There's something else that we can make happen here. Any self is like a text: a complicated structure of meanings, a pattern of marks and traces. We all occupy the text of the self—we revise and edit the manuscript of our subjectivity. The individual talent in this department is fairly dazzling, but no one can command the field of literary study alone—and this gives a context for texts-and-contexts: the context of our talking and thinking together.
It can be embarrassing to talk about intellectual collaboration, academic solidarity. But I think we need to risk embarrassment, because, look, we're trying to do something around here. We are trying to think about how individual ardor can become part of a collective life—how we can escape the prison-house of professional subjectivity. And so I thank you for coming because whether you meant to or not, and whether you knew it or not, you are texts, all of you sitting there, and you are living now within the context of a possibility.

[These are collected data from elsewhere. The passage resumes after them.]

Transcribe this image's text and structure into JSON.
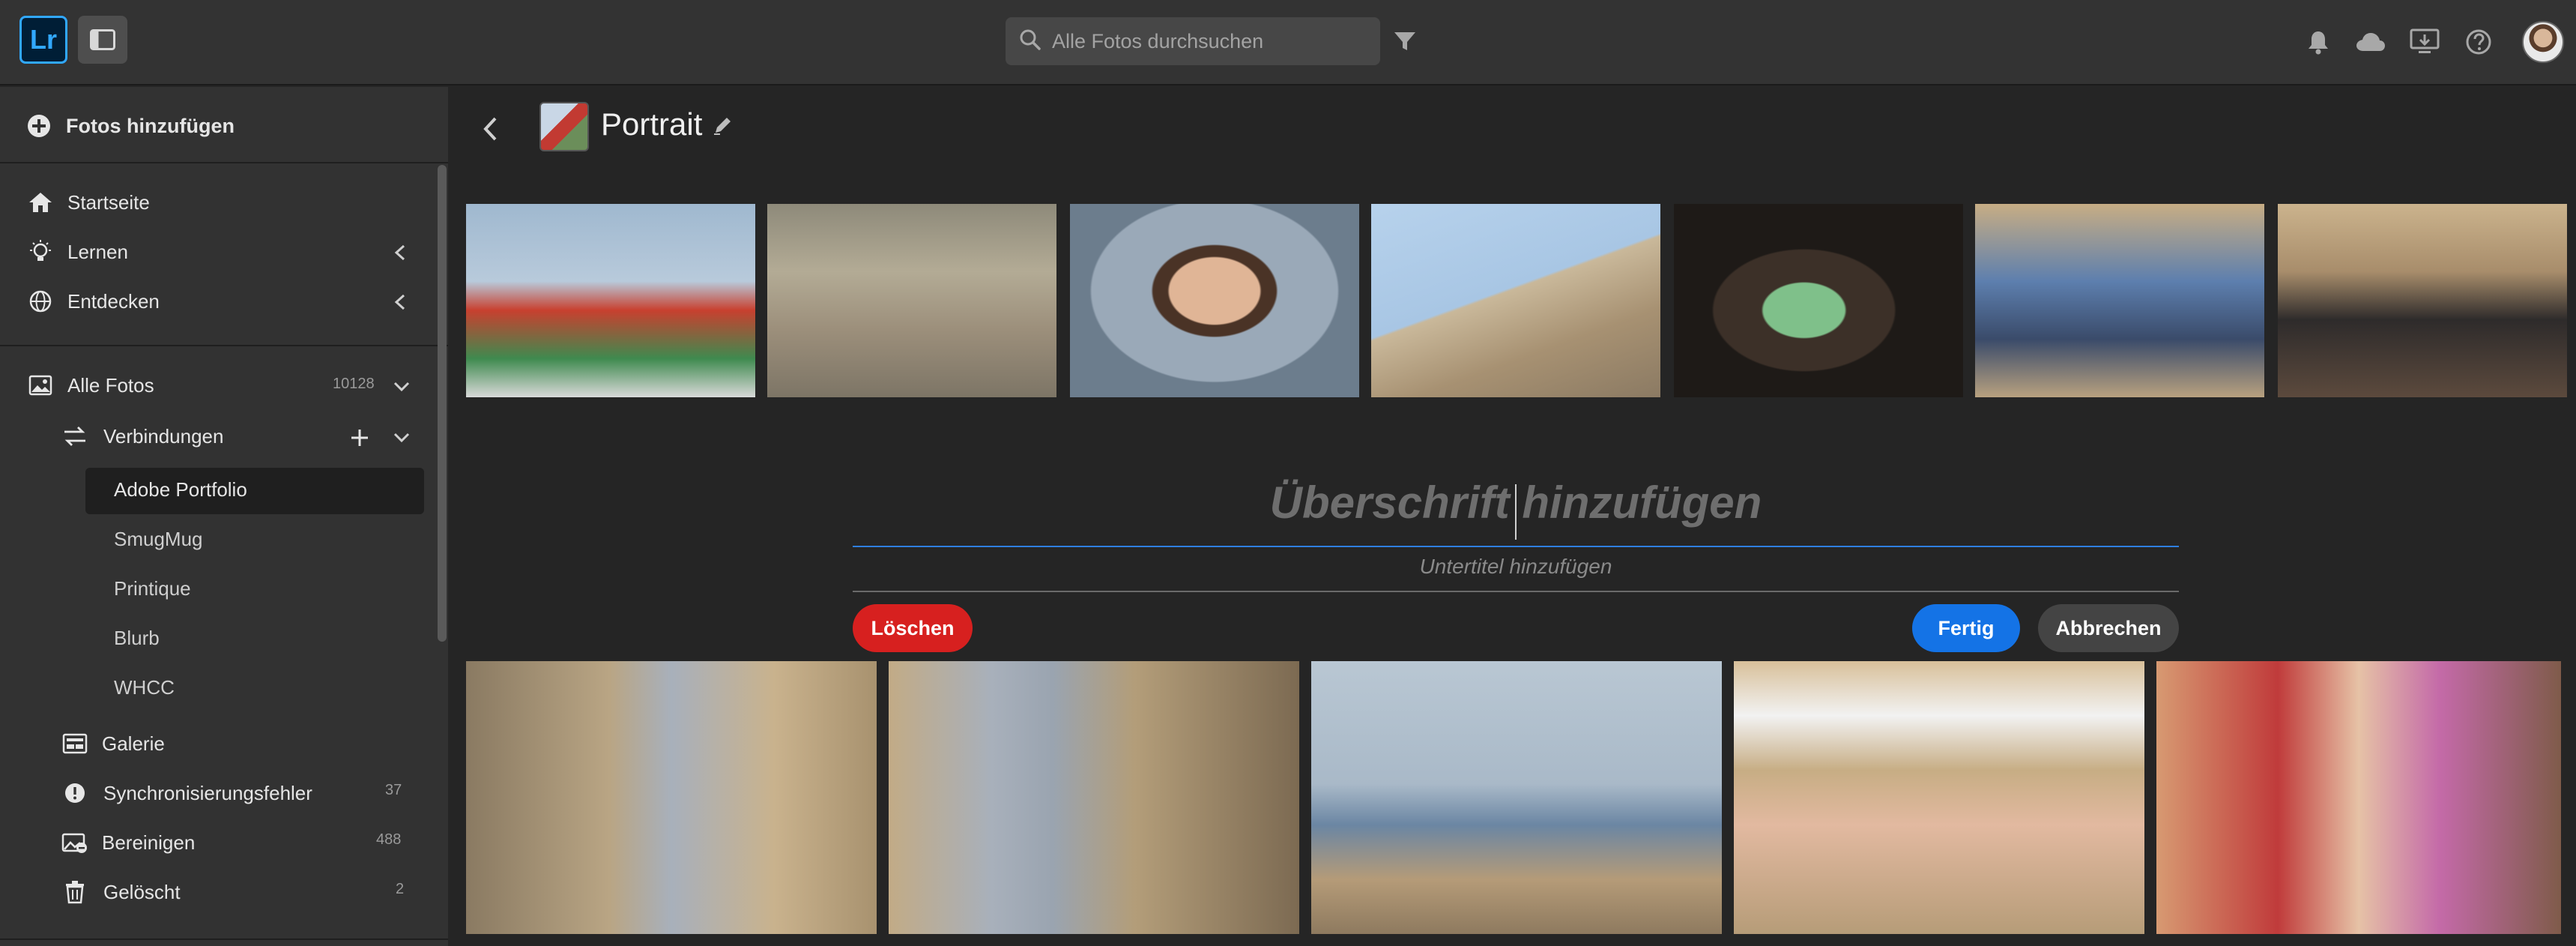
{
  "app": {
    "logo_text": "Lr",
    "accent_color": "#31a8ff"
  },
  "search": {
    "placeholder": "Alle Fotos durchsuchen"
  },
  "topbar_icons": [
    "panel-toggle-icon",
    "search-icon",
    "filter-icon",
    "bell-icon",
    "cloud-icon",
    "monitor-icon",
    "help-icon",
    "user-avatar"
  ],
  "sidebar": {
    "add_photos": "Fotos hinzufügen",
    "home": "Startseite",
    "learn": "Lernen",
    "discover": "Entdecken",
    "all_photos": {
      "label": "Alle Fotos",
      "count": "10128"
    },
    "connections": {
      "label": "Verbindungen"
    },
    "services": [
      "Adobe Portfolio",
      "SmugMug",
      "Printique",
      "Blurb",
      "WHCC"
    ],
    "selected_service": "Adobe Portfolio",
    "gallery": "Galerie",
    "sync_errors": {
      "label": "Synchronisierungsfehler",
      "count": "37"
    },
    "cleanup": {
      "label": "Bereinigen",
      "count": "488"
    },
    "deleted": {
      "label": "Gelöscht",
      "count": "2"
    }
  },
  "album": {
    "title": "Portrait"
  },
  "editor": {
    "heading_placeholder": "Überschrift hinzufügen",
    "subtitle_placeholder": "Untertitel hinzufügen",
    "delete_label": "Löschen",
    "done_label": "Fertig",
    "cancel_label": "Abbrechen"
  },
  "colors": {
    "delete": "#d7201f",
    "done": "#1473e6",
    "cancel": "#444444",
    "heading_underline": "#2f7fe0"
  }
}
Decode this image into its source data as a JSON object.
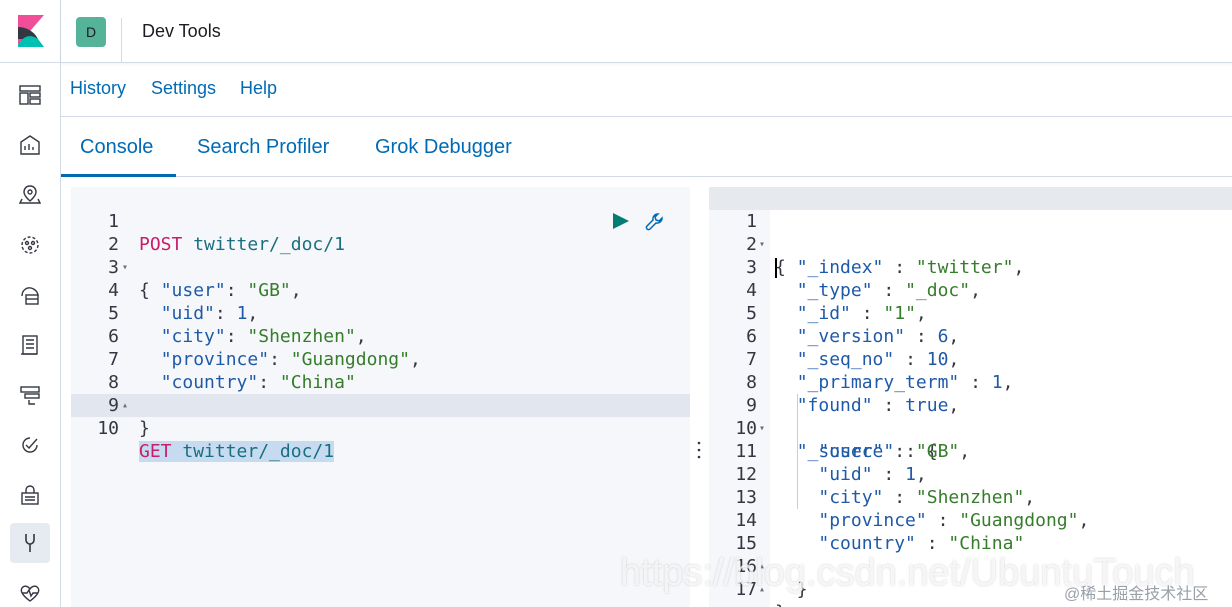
{
  "header": {
    "avatar_letter": "D",
    "title": "Dev Tools"
  },
  "sidenav": {
    "icons": [
      "dashboard-icon",
      "canvas-icon",
      "maps-icon",
      "ml-icon",
      "infrastructure-icon",
      "logs-icon",
      "apm-icon",
      "uptime-icon",
      "siem-icon",
      "dev-tools-icon",
      "monitoring-icon"
    ],
    "active": "dev-tools-icon"
  },
  "topmenu": {
    "history": "History",
    "settings": "Settings",
    "help": "Help"
  },
  "tabs": {
    "console": "Console",
    "search_profiler": "Search Profiler",
    "grok_debugger": "Grok Debugger"
  },
  "request_editor": {
    "line_numbers": [
      "1",
      "2",
      "3",
      "4",
      "5",
      "6",
      "7",
      "8",
      "9",
      "10"
    ],
    "line1": {
      "method": "POST",
      "url": "twitter/_doc/1"
    },
    "line2": "{",
    "line3": {
      "key": "\"user\"",
      "sep": ": ",
      "value": "\"GB\"",
      "end": ","
    },
    "line4": {
      "key": "\"uid\"",
      "sep": ": ",
      "value": "1",
      "end": ","
    },
    "line5": {
      "key": "\"city\"",
      "sep": ": ",
      "value": "\"Shenzhen\"",
      "end": ","
    },
    "line6": {
      "key": "\"province\"",
      "sep": ": ",
      "value": "\"Guangdong\"",
      "end": ","
    },
    "line7": {
      "key": "\"country\"",
      "sep": ": ",
      "value": "\"China\"",
      "end": ""
    },
    "line8": "}",
    "line10": {
      "method": "GET",
      "url": "twitter/_doc/1"
    }
  },
  "response_editor": {
    "line_numbers": [
      "1",
      "2",
      "3",
      "4",
      "5",
      "6",
      "7",
      "8",
      "9",
      "10",
      "11",
      "12",
      "13",
      "14",
      "15",
      "16",
      "17"
    ],
    "line1": "{",
    "line2": {
      "key": "\"_index\"",
      "sep": " : ",
      "value": "\"twitter\"",
      "end": ","
    },
    "line3": {
      "key": "\"_type\"",
      "sep": " : ",
      "value": "\"_doc\"",
      "end": ","
    },
    "line4": {
      "key": "\"_id\"",
      "sep": " : ",
      "value": "\"1\"",
      "end": ","
    },
    "line5": {
      "key": "\"_version\"",
      "sep": " : ",
      "value": "6",
      "end": ","
    },
    "line6": {
      "key": "\"_seq_no\"",
      "sep": " : ",
      "value": "10",
      "end": ","
    },
    "line7": {
      "key": "\"_primary_term\"",
      "sep": " : ",
      "value": "1",
      "end": ","
    },
    "line8": {
      "key": "\"found\"",
      "sep": " : ",
      "value": "true",
      "end": ","
    },
    "line9": {
      "key": "\"_source\"",
      "sep": " : ",
      "value": "{",
      "end": ""
    },
    "line10": {
      "key": "\"user\"",
      "sep": " : ",
      "value": "\"GB\"",
      "end": ","
    },
    "line11": {
      "key": "\"uid\"",
      "sep": " : ",
      "value": "1",
      "end": ","
    },
    "line12": {
      "key": "\"city\"",
      "sep": " : ",
      "value": "\"Shenzhen\"",
      "end": ","
    },
    "line13": {
      "key": "\"province\"",
      "sep": " : ",
      "value": "\"Guangdong\"",
      "end": ","
    },
    "line14": {
      "key": "\"country\"",
      "sep": " : ",
      "value": "\"China\"",
      "end": ""
    },
    "line15": "}",
    "line16": "}"
  },
  "watermarks": {
    "csdn": "https://blog.csdn.net/UbuntuTouch",
    "juejin": "@稀土掘金技术社区"
  },
  "colors": {
    "accent": "#006bb4",
    "method": "#c61e6a",
    "string": "#357d2a",
    "key": "#1f5aa8"
  }
}
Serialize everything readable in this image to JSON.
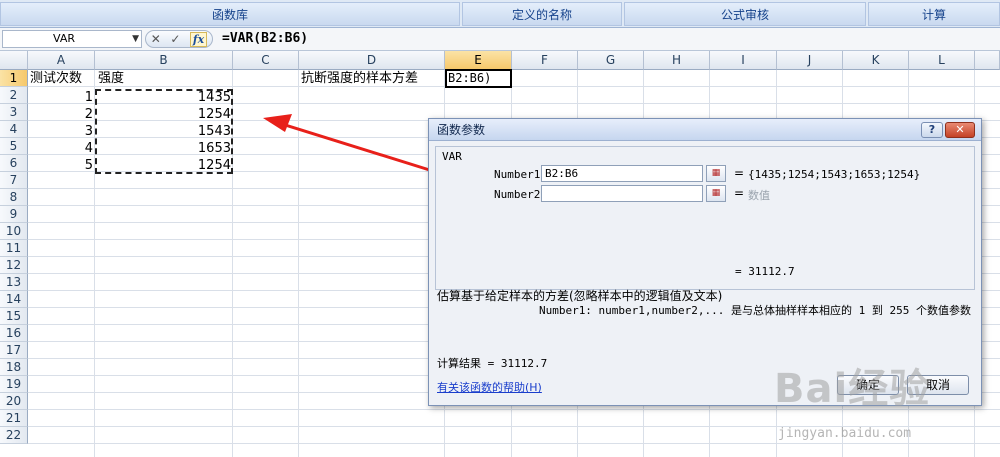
{
  "ribbon": {
    "groups": [
      "函数库",
      "定义的名称",
      "公式审核",
      "计算"
    ]
  },
  "formula_bar": {
    "name_box": "VAR",
    "formula": "=VAR(B2:B6)",
    "cancel_glyph": "✕",
    "enter_glyph": "✓",
    "fx_label": "fx"
  },
  "sheet": {
    "columns": [
      "A",
      "B",
      "C",
      "D",
      "E",
      "F",
      "G",
      "H",
      "I",
      "J",
      "K",
      "L"
    ],
    "selected_column": "E",
    "rows": [
      "1",
      "2",
      "3",
      "4",
      "5",
      "6",
      "7",
      "8",
      "9",
      "10",
      "11",
      "12",
      "13",
      "14",
      "15",
      "16",
      "17",
      "18",
      "19",
      "20",
      "21",
      "22"
    ],
    "selected_row": "1",
    "cells": {
      "A1": "测试次数",
      "B1": "强度",
      "D1": "抗断强度的样本方差",
      "A2": "1",
      "A3": "2",
      "A4": "3",
      "A5": "4",
      "A6": "5",
      "B2": "1435",
      "B3": "1254",
      "B4": "1543",
      "B5": "1653",
      "B6": "1254"
    },
    "active_cell_text": "B2:B6)"
  },
  "dialog": {
    "title": "函数参数",
    "help_button": "?",
    "close_button": "✕",
    "function_name": "VAR",
    "args": [
      {
        "label": "Number1",
        "value": "B2:B6",
        "result": "{1435;1254;1543;1653;1254}"
      },
      {
        "label": "Number2",
        "value": "",
        "result": "数值"
      }
    ],
    "equals": "=",
    "preview": "= 31112.7",
    "description": "估算基于给定样本的方差(忽略样本中的逻辑值及文本)",
    "arg_help": "Number1:  number1,number2,... 是与总体抽样样本相应的 1 到 255 个数值参数",
    "result": "计算结果 =  31112.7",
    "help_link": "有关该函数的帮助(H)",
    "ok_label": "确定",
    "cancel_label": "取消"
  },
  "annotation": {
    "arrow_color": "#e8201a"
  },
  "watermark": {
    "logo": "Bai经验",
    "url": "jingyan.baidu.com"
  }
}
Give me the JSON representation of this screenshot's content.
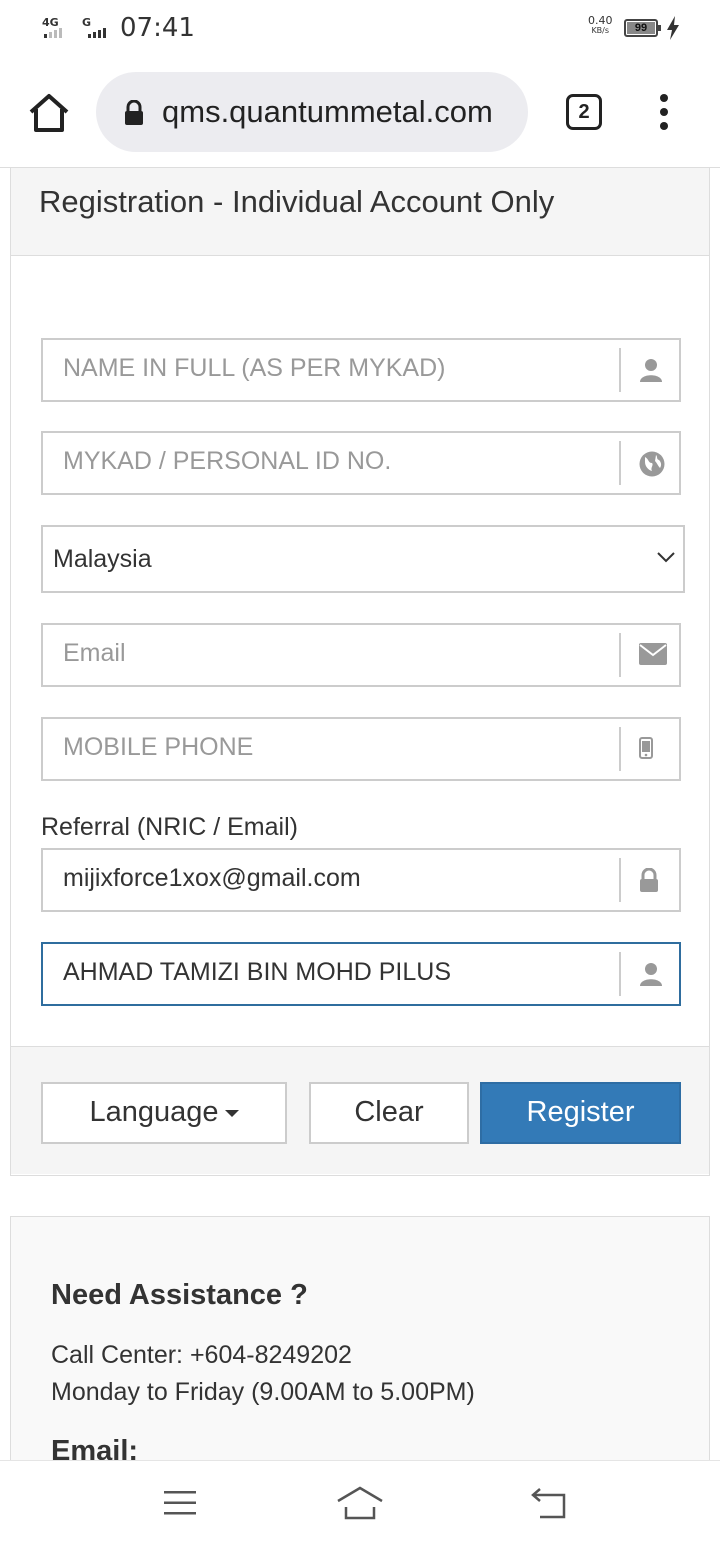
{
  "status_bar": {
    "signal1_label": "4G",
    "signal2_label": "G",
    "time": "07:41",
    "net_speed": "0.40",
    "net_speed_unit": "KB/s",
    "battery": "99"
  },
  "browser": {
    "url": "qms.quantummetal.com",
    "tab_count": "2"
  },
  "form": {
    "title": "Registration - Individual Account Only",
    "name_placeholder": "NAME IN FULL (AS PER MYKAD)",
    "id_placeholder": "MYKAD / PERSONAL ID NO.",
    "country_value": "Malaysia",
    "email_placeholder": "Email",
    "phone_placeholder": "MOBILE PHONE",
    "referral_label": "Referral (NRIC / Email)",
    "referral_value": "mijixforce1xox@gmail.com",
    "referrer_name_value": "AHMAD TAMIZI BIN MOHD PILUS",
    "language_button": "Language",
    "clear_button": "Clear",
    "register_button": "Register"
  },
  "assistance": {
    "title": "Need Assistance ?",
    "call_center": "Call Center: +604-8249202",
    "hours": "Monday to Friday (9.00AM to 5.00PM)",
    "email_heading": "Email:"
  },
  "colors": {
    "primary": "#337ab7",
    "focus_border": "#2f6d9e",
    "border": "#cccccc",
    "muted_text": "#999999"
  }
}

All of us know that the difficulties of academic life come not only from the outside where cold winds howl and horns bleat, but also here on the inside where we howl and bleat too. Partly we inherit, but partly we build and maintain, a system of credentials, a machinery of admission and hiring and promotion, that enshrines individual performance and disrupts intellectual solidarity. Our very success in opening new fields during the last several decades—and nothing has been more important than that—this very successful opening has turned departments into collections of sub-disciplines, to the point where it can seem sheer paradise to find one colleague who ever reads what you read, who shares your vocabulary—your sense of humour, who is willing to be your partner on the ark. We didn't mean it to be this way. Everyone I know has memories of an anticipation: we weren't going to burnish the glow of the self; that wasn't the point; we were going to join the eternal seminar, sitting on the edge of our seats, talking into the night, indifferent to the ownership of ideas.
It would be too much to ask any of us to give up the pride of individual accomplishment,— but who can deny that, whatever happens outside on the street, or in the statehouses, we ourselves need to invent antidotes to careerism, competition, isolation? —and to recall, as if awakening from a nightmare, that right here among us we need to strive to make a good society, a flourishing community?